While most subs still estimate projects based on past performance without taking into account current economic dynamics, McClone Construction Co. is different.

A client of ProNovos, the structural concrete and formwork contractor now collects data on a monthly basis that gives a project performance synopsis based on such factors as project type, design, size, location and personnel.

Mikeal Kanouff of McClone Construction

Keeping up to speed on current projects and upcoming bids tells the company “what causes us to perform well versus not perform well,” explains Mikeal Kanouff, area manager at McClone’s Austin, Texas branch, one of a number of the contractor’s offices across the U.S.          

Kanouff says aggregate data solutions keep the company transparent, which helps it grow.

McClone, which relied on Excel software that had its limitations, now uses data also for construction equipment tracking, allowing it to transfer materials/equipment from one project to another with inventory transaction records input in a database.

Monthly reports track equipment and put a cost against that equipment on every project, says Kanouff.

ProNovos has also helped McClone by showing data on rentals rates (concrete formwork, for example) so monthly equipment charge reports can be exported into the contractor’s accounting system.

The process is “touchless, (free of a data entry) and takes me no overhead to produce because we put in the time (with ProNovos)…to run our business around it,” points out Kanouff.

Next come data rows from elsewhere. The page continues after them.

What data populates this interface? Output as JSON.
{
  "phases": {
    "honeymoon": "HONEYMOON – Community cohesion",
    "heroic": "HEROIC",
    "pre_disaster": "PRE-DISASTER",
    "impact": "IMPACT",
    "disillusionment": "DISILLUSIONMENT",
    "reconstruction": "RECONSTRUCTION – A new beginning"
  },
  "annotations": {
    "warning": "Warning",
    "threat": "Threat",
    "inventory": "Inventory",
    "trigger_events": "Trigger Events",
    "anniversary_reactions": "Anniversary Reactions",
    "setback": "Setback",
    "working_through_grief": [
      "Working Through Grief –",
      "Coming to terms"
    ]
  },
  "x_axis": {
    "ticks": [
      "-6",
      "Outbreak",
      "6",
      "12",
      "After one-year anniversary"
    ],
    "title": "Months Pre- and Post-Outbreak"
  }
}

While a new generation of builders might see the value of a shift to developing a data structure to improve operations, getting there can be complicated and expensive for a company on its own.

But Kanouff says for many larger subcontractors wanting to grow, operating without data from multiple sources is not the best way to go about it.

“At some point you have to run a company by data.”

Orr, who has 25 years of data science experience, says when he first started working with construction clients he went straight to the field for a few months to get a grasp of the problems workers faced.  

He says on one project about 20 subcontractors had common difficulties entering data from the field into an analytics platform to improve productivity for future jobs.

“The problem was that the workers were trying to be productive entering data into a system that is not ours (but rather the general contractors) and at the end of the day…they were walking away from all of their information.”